La BCE est très attentive à ce sujet, pour déterminer à quel point ce rôle des marges est important et alimente l’inflation. D’après ses calculs, au quatrième trimestre 2022, les marges bénéficiaires unitaires auraient expliqué environ la moitié de la hausse de 6% sur un an du déflateur du PIB, l’autre moitié venant de la hausse du coût unitaire du travail. Sur l’ensemble de 2022, la contribution moyenne estimée atteint même les deux-tiers, ce qui est beaucoup plus que la contribution moyenne d’un tiers entre 1999 et 2021.

Il y a une conséquence positive : la préservation des marges est de nature à soutenir l’investissement et l’emploi, ce qui est bon pour la croissance. Mais cela a aussi, et surtout, pour conséquence négative d’alimenter l’inflation, via la hausse des prix de vente et des revendications salariales, en réponse à l’inflation. Le risque est que les marges, les prix et les salaires se retrouvent entraînés dans une spirale haussière négative. Ce qui appelle à poursuivre le resserrement monétaire. La croissance se trouve doublement freinée, par l’inflation et par la hausse des taux. Et les marges des entreprises devraient aussi finir par souffrir de la situation.

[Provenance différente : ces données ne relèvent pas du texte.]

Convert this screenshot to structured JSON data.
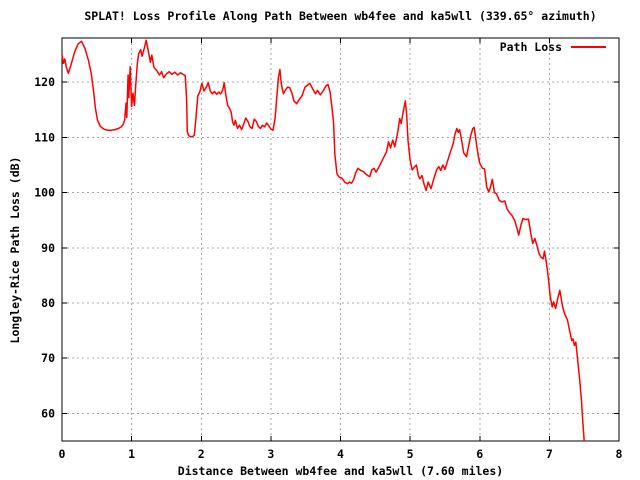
{
  "colors": {
    "line": "#ff0000",
    "grid": "#a8a8a8",
    "axis": "#000000",
    "background": "#ffffff",
    "text": "#000000"
  },
  "legend": {
    "label": "Path Loss"
  },
  "chart_data": {
    "type": "line",
    "title": "SPLAT! Loss Profile Along Path Between wb4fee and ka5wll (339.65° azimuth)",
    "xlabel": "Distance Between wb4fee and ka5wll (7.60 miles)",
    "ylabel": "Longley-Rice Path Loss (dB)",
    "xlim": [
      0,
      8
    ],
    "ylim": [
      55,
      128
    ],
    "x_ticks": [
      0,
      1,
      2,
      3,
      4,
      5,
      6,
      7,
      8
    ],
    "y_ticks": [
      60,
      70,
      80,
      90,
      100,
      110,
      120
    ],
    "grid": true,
    "legend_position": "top-right-inside",
    "series": [
      {
        "name": "Path Loss",
        "color": "#ff0000",
        "points": [
          [
            0.0,
            125.0
          ],
          [
            0.02,
            123.4
          ],
          [
            0.04,
            124.2
          ],
          [
            0.06,
            122.8
          ],
          [
            0.09,
            121.6
          ],
          [
            0.13,
            123.2
          ],
          [
            0.18,
            125.4
          ],
          [
            0.23,
            126.9
          ],
          [
            0.28,
            127.4
          ],
          [
            0.33,
            126.1
          ],
          [
            0.38,
            123.9
          ],
          [
            0.42,
            121.6
          ],
          [
            0.45,
            118.8
          ],
          [
            0.48,
            115.3
          ],
          [
            0.51,
            113.1
          ],
          [
            0.55,
            112.0
          ],
          [
            0.6,
            111.5
          ],
          [
            0.65,
            111.3
          ],
          [
            0.71,
            111.3
          ],
          [
            0.76,
            111.4
          ],
          [
            0.81,
            111.6
          ],
          [
            0.85,
            111.9
          ],
          [
            0.88,
            112.4
          ],
          [
            0.9,
            113.2
          ],
          [
            0.92,
            116.2
          ],
          [
            0.93,
            113.6
          ],
          [
            0.95,
            121.3
          ],
          [
            0.96,
            117.2
          ],
          [
            0.98,
            122.8
          ],
          [
            1.0,
            115.6
          ],
          [
            1.02,
            118.0
          ],
          [
            1.04,
            115.8
          ],
          [
            1.06,
            119.6
          ],
          [
            1.08,
            123.1
          ],
          [
            1.1,
            125.1
          ],
          [
            1.13,
            125.9
          ],
          [
            1.15,
            124.7
          ],
          [
            1.18,
            126.1
          ],
          [
            1.21,
            127.6
          ],
          [
            1.24,
            125.6
          ],
          [
            1.27,
            123.6
          ],
          [
            1.29,
            124.9
          ],
          [
            1.32,
            122.7
          ],
          [
            1.36,
            122.1
          ],
          [
            1.4,
            121.3
          ],
          [
            1.43,
            121.9
          ],
          [
            1.46,
            120.8
          ],
          [
            1.5,
            121.5
          ],
          [
            1.54,
            121.9
          ],
          [
            1.58,
            121.4
          ],
          [
            1.62,
            121.8
          ],
          [
            1.66,
            121.3
          ],
          [
            1.7,
            121.7
          ],
          [
            1.74,
            121.4
          ],
          [
            1.77,
            121.2
          ],
          [
            1.79,
            117.0
          ],
          [
            1.8,
            111.0
          ],
          [
            1.82,
            110.3
          ],
          [
            1.85,
            110.1
          ],
          [
            1.88,
            110.2
          ],
          [
            1.9,
            110.4
          ],
          [
            1.92,
            113.0
          ],
          [
            1.95,
            117.5
          ],
          [
            1.98,
            118.3
          ],
          [
            2.01,
            119.8
          ],
          [
            2.04,
            118.4
          ],
          [
            2.07,
            119.0
          ],
          [
            2.1,
            119.9
          ],
          [
            2.13,
            118.4
          ],
          [
            2.16,
            117.9
          ],
          [
            2.19,
            118.3
          ],
          [
            2.22,
            117.8
          ],
          [
            2.25,
            118.2
          ],
          [
            2.28,
            117.9
          ],
          [
            2.31,
            118.6
          ],
          [
            2.33,
            119.9
          ],
          [
            2.35,
            117.9
          ],
          [
            2.38,
            115.8
          ],
          [
            2.41,
            115.2
          ],
          [
            2.43,
            114.5
          ],
          [
            2.45,
            112.8
          ],
          [
            2.47,
            112.2
          ],
          [
            2.49,
            113.1
          ],
          [
            2.52,
            111.6
          ],
          [
            2.55,
            112.2
          ],
          [
            2.58,
            111.4
          ],
          [
            2.61,
            112.4
          ],
          [
            2.64,
            113.5
          ],
          [
            2.67,
            112.9
          ],
          [
            2.7,
            111.9
          ],
          [
            2.73,
            111.6
          ],
          [
            2.76,
            113.3
          ],
          [
            2.79,
            112.9
          ],
          [
            2.82,
            112.0
          ],
          [
            2.85,
            111.6
          ],
          [
            2.88,
            112.2
          ],
          [
            2.91,
            111.9
          ],
          [
            2.94,
            112.6
          ],
          [
            2.97,
            112.1
          ],
          [
            3.0,
            111.5
          ],
          [
            3.03,
            111.3
          ],
          [
            3.06,
            113.5
          ],
          [
            3.09,
            118.0
          ],
          [
            3.11,
            121.0
          ],
          [
            3.13,
            122.3
          ],
          [
            3.15,
            119.7
          ],
          [
            3.18,
            117.9
          ],
          [
            3.21,
            118.6
          ],
          [
            3.24,
            119.1
          ],
          [
            3.27,
            119.0
          ],
          [
            3.3,
            118.1
          ],
          [
            3.33,
            116.6
          ],
          [
            3.37,
            116.1
          ],
          [
            3.41,
            116.9
          ],
          [
            3.45,
            117.6
          ],
          [
            3.49,
            119.1
          ],
          [
            3.53,
            119.5
          ],
          [
            3.56,
            119.8
          ],
          [
            3.6,
            118.8
          ],
          [
            3.64,
            117.9
          ],
          [
            3.67,
            118.5
          ],
          [
            3.71,
            117.7
          ],
          [
            3.75,
            118.4
          ],
          [
            3.79,
            119.3
          ],
          [
            3.82,
            119.6
          ],
          [
            3.85,
            118.2
          ],
          [
            3.88,
            115.2
          ],
          [
            3.9,
            112.8
          ],
          [
            3.92,
            106.8
          ],
          [
            3.95,
            103.4
          ],
          [
            3.98,
            102.8
          ],
          [
            4.02,
            102.6
          ],
          [
            4.06,
            101.9
          ],
          [
            4.1,
            101.6
          ],
          [
            4.13,
            101.9
          ],
          [
            4.16,
            101.7
          ],
          [
            4.19,
            102.4
          ],
          [
            4.22,
            103.6
          ],
          [
            4.25,
            104.4
          ],
          [
            4.29,
            104.0
          ],
          [
            4.33,
            103.8
          ],
          [
            4.36,
            103.4
          ],
          [
            4.39,
            103.1
          ],
          [
            4.42,
            102.9
          ],
          [
            4.45,
            104.1
          ],
          [
            4.48,
            104.4
          ],
          [
            4.51,
            103.7
          ],
          [
            4.55,
            104.6
          ],
          [
            4.59,
            105.6
          ],
          [
            4.63,
            106.6
          ],
          [
            4.66,
            107.4
          ],
          [
            4.69,
            109.2
          ],
          [
            4.72,
            108.1
          ],
          [
            4.75,
            109.5
          ],
          [
            4.78,
            108.3
          ],
          [
            4.82,
            110.8
          ],
          [
            4.85,
            113.4
          ],
          [
            4.87,
            112.5
          ],
          [
            4.9,
            114.6
          ],
          [
            4.93,
            116.6
          ],
          [
            4.95,
            114.3
          ],
          [
            4.97,
            109.5
          ],
          [
            5.0,
            105.9
          ],
          [
            5.03,
            104.1
          ],
          [
            5.06,
            104.6
          ],
          [
            5.09,
            105.0
          ],
          [
            5.12,
            103.0
          ],
          [
            5.14,
            102.5
          ],
          [
            5.17,
            103.1
          ],
          [
            5.2,
            101.5
          ],
          [
            5.23,
            100.4
          ],
          [
            5.26,
            101.9
          ],
          [
            5.3,
            100.7
          ],
          [
            5.34,
            102.5
          ],
          [
            5.38,
            104.1
          ],
          [
            5.41,
            104.7
          ],
          [
            5.44,
            104.0
          ],
          [
            5.47,
            105.0
          ],
          [
            5.5,
            104.2
          ],
          [
            5.54,
            105.8
          ],
          [
            5.58,
            107.4
          ],
          [
            5.62,
            108.9
          ],
          [
            5.64,
            110.4
          ],
          [
            5.67,
            111.6
          ],
          [
            5.69,
            110.9
          ],
          [
            5.71,
            111.4
          ],
          [
            5.74,
            109.5
          ],
          [
            5.77,
            107.2
          ],
          [
            5.81,
            106.5
          ],
          [
            5.84,
            108.4
          ],
          [
            5.87,
            110.3
          ],
          [
            5.9,
            111.6
          ],
          [
            5.92,
            111.8
          ],
          [
            5.95,
            109.0
          ],
          [
            5.98,
            106.5
          ],
          [
            6.0,
            105.3
          ],
          [
            6.04,
            104.4
          ],
          [
            6.07,
            104.3
          ],
          [
            6.1,
            101.0
          ],
          [
            6.13,
            100.1
          ],
          [
            6.16,
            101.3
          ],
          [
            6.18,
            102.4
          ],
          [
            6.21,
            100.0
          ],
          [
            6.24,
            99.8
          ],
          [
            6.28,
            98.6
          ],
          [
            6.32,
            98.3
          ],
          [
            6.36,
            98.5
          ],
          [
            6.39,
            97.1
          ],
          [
            6.43,
            96.3
          ],
          [
            6.46,
            95.9
          ],
          [
            6.5,
            95.0
          ],
          [
            6.53,
            93.7
          ],
          [
            6.56,
            92.3
          ],
          [
            6.59,
            94.0
          ],
          [
            6.62,
            95.3
          ],
          [
            6.66,
            95.1
          ],
          [
            6.7,
            95.2
          ],
          [
            6.73,
            92.8
          ],
          [
            6.76,
            90.8
          ],
          [
            6.79,
            91.7
          ],
          [
            6.82,
            90.5
          ],
          [
            6.85,
            89.0
          ],
          [
            6.88,
            88.3
          ],
          [
            6.91,
            88.0
          ],
          [
            6.93,
            89.4
          ],
          [
            6.96,
            87.0
          ],
          [
            6.99,
            84.0
          ],
          [
            7.01,
            81.3
          ],
          [
            7.04,
            79.3
          ],
          [
            7.06,
            80.2
          ],
          [
            7.09,
            79.0
          ],
          [
            7.12,
            80.8
          ],
          [
            7.15,
            82.3
          ],
          [
            7.19,
            79.3
          ],
          [
            7.22,
            78.0
          ],
          [
            7.26,
            76.9
          ],
          [
            7.29,
            75.0
          ],
          [
            7.32,
            73.2
          ],
          [
            7.34,
            73.5
          ],
          [
            7.36,
            72.3
          ],
          [
            7.38,
            72.9
          ],
          [
            7.4,
            70.5
          ],
          [
            7.42,
            68.0
          ],
          [
            7.44,
            65.5
          ],
          [
            7.46,
            62.5
          ],
          [
            7.48,
            58.5
          ],
          [
            7.5,
            55.0
          ]
        ]
      }
    ]
  }
}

A l’horizon des prochains trimestres, l’environnement devrait toutefois devenir moins inflationniste. La baisse du prix des matières premières, de la croissance et des difficultés d’approvisionnement devrait, en effet, modérer le pricing power des entreprises. On en a déjà un aperçu dans les composantes des enquêtes relatives aux prix des intrants et aux prix de vente, en forte baisse dans le secteur manufacturier et, de manière moins prononcée pour le moment, dans les services. Cette baisse devrait entraîner dans son sillage celle de l’inflation.